Au menu, étoffé au fil des décennies : la toujours très populaire Schnitzel (escalope panée), le rôti de porc bien fondant dans son jus, mais aussi des spécialités saisonnières, comme l’oie qu’on déguste à l’automne, élevée à 400 mètres. Le tout dans un décor rustique, crucifix au mur, trophées de chasse et tables en bois, pour quelques dizaines de couverts, avec la possibilité de déguster les plats en terrasse aux beaux jours, sous les tonnelles, accompagnés des vins du coin.

Pizzerias et kebabs ne sont par contre pas éligibles, précise Kurt Hackl, qui refuse qu’on parle de «discrimination», balayant les critiques sur une «prime Schnitzel», expression parue dans des médias autrichiens pour railler l’initiative. «Il y avait cette crainte au début, parce qu’on est en coalition» avec le parti d’extrême droite FPÖ, mais «on veut juste maintenir la convivialité», redonner une seconde vie à ces «endroits uniques».  Sur le principe, Oliver Fritz, économiste à l’institut de référence Wifo, ne trouve «pas illégitime» que les pouvoirs publics «interviennent pour s’assurer que subsistent de tels lieux de rencontre».

Même si les moyens alloués lui paraissent modestes à ce stade et qu’il faut faire attention aux «effets d’aubaine» : à savoir que des restaurateurs empochent le chèque sans en avoir vraiment besoin.
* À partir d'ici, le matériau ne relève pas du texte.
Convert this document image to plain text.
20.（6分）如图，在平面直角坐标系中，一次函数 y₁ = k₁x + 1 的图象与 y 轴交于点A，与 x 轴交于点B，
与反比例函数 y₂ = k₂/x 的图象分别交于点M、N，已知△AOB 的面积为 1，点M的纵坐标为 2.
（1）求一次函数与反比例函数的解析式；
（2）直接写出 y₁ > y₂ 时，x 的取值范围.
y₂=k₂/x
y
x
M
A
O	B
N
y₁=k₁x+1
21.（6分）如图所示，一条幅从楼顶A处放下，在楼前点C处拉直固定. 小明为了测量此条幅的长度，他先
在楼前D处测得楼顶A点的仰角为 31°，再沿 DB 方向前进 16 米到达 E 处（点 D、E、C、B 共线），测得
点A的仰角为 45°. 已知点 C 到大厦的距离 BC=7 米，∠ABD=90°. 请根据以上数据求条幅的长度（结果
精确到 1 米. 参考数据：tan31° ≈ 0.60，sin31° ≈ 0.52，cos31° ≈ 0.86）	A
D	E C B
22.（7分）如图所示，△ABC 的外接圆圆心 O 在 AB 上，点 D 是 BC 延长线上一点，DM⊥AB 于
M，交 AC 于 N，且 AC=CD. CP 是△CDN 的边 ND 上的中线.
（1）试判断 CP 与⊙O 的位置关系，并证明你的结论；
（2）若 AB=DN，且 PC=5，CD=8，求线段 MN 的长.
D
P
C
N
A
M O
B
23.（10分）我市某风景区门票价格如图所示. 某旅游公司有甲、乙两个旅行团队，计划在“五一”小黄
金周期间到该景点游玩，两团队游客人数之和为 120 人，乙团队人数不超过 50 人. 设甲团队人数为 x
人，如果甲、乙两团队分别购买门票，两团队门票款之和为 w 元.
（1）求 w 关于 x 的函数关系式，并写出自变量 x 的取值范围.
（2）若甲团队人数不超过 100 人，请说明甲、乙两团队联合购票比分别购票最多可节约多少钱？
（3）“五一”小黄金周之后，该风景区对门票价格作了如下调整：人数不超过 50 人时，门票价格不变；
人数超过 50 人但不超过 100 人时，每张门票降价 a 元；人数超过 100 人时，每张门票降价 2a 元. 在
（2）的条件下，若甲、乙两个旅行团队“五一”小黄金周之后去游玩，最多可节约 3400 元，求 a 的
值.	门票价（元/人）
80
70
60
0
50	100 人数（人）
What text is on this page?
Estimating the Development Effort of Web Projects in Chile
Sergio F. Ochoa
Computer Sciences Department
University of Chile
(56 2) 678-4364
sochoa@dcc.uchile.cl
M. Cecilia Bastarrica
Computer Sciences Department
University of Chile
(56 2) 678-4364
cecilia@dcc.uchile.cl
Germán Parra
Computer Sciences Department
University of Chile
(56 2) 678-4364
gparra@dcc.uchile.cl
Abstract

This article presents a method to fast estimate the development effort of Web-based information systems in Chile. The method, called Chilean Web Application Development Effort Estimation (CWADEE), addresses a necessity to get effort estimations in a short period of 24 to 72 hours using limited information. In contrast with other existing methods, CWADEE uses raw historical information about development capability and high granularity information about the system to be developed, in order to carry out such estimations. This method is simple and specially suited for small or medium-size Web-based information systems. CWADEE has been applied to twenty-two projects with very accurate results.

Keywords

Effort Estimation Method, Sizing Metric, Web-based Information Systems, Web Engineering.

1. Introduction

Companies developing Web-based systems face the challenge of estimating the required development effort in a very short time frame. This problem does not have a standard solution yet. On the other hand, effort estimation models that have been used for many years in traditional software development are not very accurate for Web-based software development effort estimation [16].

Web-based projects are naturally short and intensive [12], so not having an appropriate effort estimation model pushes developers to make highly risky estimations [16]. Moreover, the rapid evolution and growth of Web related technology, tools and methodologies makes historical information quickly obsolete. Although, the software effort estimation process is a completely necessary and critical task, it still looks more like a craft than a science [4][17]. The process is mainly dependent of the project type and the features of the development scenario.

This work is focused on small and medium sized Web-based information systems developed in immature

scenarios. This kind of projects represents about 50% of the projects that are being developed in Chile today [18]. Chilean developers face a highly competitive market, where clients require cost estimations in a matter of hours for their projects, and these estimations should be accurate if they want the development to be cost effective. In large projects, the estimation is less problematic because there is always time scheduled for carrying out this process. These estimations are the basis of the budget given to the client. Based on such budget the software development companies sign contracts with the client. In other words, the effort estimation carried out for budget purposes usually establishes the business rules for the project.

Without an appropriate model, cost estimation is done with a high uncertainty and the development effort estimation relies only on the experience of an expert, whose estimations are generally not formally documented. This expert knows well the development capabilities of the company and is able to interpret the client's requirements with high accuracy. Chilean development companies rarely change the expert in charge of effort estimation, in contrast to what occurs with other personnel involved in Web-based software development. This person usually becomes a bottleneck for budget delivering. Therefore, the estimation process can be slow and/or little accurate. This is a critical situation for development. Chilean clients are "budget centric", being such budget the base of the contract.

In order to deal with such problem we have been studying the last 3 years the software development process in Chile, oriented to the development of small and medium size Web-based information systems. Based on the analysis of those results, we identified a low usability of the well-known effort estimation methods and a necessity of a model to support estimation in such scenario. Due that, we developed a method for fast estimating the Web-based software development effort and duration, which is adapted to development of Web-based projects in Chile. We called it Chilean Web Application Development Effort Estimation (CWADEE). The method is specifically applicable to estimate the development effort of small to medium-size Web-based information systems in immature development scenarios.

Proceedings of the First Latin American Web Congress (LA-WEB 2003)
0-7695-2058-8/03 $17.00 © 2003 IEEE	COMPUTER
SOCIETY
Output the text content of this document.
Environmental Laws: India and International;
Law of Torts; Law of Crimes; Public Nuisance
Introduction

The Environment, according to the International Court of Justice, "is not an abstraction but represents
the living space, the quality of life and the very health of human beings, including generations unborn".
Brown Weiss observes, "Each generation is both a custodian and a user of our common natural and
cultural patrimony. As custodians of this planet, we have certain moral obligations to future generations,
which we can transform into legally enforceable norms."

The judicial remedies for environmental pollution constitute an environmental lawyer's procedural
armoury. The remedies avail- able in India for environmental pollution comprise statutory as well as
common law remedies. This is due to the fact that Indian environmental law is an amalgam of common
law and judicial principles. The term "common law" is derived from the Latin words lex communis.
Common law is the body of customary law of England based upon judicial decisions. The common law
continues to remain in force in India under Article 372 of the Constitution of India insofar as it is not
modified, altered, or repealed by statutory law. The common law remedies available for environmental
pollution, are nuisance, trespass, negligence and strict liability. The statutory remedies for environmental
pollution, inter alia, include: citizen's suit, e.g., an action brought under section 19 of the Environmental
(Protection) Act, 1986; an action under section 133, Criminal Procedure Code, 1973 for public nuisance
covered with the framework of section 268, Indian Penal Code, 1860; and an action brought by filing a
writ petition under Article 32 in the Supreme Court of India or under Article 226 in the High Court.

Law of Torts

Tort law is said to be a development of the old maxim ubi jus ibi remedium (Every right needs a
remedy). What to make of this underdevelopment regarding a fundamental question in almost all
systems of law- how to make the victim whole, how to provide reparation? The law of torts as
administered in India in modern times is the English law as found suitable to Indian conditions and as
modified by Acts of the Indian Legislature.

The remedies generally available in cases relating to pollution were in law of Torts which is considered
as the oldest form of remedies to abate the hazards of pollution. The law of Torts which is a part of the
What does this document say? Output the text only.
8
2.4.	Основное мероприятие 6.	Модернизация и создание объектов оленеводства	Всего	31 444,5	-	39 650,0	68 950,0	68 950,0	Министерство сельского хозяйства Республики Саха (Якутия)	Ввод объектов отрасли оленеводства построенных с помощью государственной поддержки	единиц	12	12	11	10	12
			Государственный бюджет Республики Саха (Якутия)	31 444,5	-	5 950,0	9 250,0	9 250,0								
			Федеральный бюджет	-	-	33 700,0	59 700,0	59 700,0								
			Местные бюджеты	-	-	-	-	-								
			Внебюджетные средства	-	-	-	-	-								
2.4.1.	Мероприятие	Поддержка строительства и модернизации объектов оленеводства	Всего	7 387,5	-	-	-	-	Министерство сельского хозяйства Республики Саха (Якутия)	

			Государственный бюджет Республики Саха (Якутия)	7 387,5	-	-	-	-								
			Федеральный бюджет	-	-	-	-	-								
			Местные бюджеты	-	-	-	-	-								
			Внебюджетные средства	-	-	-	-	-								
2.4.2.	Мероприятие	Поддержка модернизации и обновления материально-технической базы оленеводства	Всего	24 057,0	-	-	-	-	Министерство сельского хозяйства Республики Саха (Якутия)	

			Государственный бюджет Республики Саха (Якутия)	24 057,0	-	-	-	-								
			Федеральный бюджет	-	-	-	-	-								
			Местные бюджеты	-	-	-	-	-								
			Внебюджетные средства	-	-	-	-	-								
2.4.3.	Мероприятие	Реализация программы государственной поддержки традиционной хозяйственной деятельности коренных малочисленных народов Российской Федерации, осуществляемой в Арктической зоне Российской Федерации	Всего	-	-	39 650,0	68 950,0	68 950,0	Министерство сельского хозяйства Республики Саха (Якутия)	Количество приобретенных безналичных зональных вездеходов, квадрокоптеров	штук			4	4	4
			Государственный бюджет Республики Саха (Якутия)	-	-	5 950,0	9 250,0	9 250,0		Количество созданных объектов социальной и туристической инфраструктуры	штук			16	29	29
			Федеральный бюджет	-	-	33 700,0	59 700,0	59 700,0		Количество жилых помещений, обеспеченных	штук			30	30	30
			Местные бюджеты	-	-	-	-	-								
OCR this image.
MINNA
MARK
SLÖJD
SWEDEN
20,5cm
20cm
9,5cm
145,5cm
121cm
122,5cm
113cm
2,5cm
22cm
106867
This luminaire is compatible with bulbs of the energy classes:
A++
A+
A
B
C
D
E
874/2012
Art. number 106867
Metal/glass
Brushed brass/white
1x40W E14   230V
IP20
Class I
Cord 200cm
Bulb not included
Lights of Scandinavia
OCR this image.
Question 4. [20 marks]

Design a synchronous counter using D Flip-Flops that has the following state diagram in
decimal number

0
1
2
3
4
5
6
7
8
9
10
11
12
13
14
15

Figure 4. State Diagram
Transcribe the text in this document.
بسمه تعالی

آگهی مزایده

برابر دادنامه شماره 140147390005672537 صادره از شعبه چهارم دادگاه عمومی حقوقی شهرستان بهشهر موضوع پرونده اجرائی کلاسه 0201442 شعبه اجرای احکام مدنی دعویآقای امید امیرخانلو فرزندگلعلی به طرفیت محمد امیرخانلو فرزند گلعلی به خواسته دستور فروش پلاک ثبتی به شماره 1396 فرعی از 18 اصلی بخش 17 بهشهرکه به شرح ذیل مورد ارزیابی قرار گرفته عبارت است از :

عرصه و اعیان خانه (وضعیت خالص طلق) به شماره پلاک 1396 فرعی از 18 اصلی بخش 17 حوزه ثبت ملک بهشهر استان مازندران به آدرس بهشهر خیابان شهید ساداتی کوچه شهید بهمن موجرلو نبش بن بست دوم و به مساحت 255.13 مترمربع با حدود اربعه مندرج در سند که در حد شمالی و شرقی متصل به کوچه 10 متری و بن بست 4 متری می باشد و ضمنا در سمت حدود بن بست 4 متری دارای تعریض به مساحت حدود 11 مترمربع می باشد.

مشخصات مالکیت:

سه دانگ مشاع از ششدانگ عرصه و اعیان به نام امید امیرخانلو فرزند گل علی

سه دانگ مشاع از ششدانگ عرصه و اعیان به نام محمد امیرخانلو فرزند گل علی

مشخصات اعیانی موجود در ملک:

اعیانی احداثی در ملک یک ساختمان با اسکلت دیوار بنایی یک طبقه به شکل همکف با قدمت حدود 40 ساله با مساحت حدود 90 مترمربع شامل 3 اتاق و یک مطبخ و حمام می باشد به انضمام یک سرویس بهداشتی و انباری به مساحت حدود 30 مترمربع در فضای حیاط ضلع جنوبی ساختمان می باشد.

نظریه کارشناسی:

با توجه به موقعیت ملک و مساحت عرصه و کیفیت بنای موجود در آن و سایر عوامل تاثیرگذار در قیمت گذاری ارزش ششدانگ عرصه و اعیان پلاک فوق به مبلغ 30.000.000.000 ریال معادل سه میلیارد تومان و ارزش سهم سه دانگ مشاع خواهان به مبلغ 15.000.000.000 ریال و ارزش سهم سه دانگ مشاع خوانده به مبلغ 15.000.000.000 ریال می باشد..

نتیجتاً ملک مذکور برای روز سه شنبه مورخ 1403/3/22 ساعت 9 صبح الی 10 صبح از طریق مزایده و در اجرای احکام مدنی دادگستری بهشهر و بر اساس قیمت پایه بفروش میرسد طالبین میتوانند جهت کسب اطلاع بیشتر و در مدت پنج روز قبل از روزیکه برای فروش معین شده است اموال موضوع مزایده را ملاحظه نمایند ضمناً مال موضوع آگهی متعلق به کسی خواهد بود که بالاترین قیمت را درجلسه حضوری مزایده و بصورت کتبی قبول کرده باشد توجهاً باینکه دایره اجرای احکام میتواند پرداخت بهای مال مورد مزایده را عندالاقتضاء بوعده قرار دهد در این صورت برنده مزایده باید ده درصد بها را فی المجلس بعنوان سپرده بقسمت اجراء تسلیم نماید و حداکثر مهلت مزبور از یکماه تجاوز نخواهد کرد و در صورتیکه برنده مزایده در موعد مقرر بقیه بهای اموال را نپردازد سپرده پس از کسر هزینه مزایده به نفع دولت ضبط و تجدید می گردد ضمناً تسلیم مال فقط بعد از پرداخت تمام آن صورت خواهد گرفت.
Et «pour parler franchement, peu importe s’il s’agit d’escalopes ou de kebabs : la fonction sociale est la même», lance-t-il. «Lorsque la demande évolue et que les plus jeunes préfèrent manger autre chose, alors il faut faire avec, car aller à contre-courant d’une tendance est extrêmement difficile.» Si grâce à la prime, la quatrième génération Stich met à son tour la main à la pâte, alors le pari aura été gagné.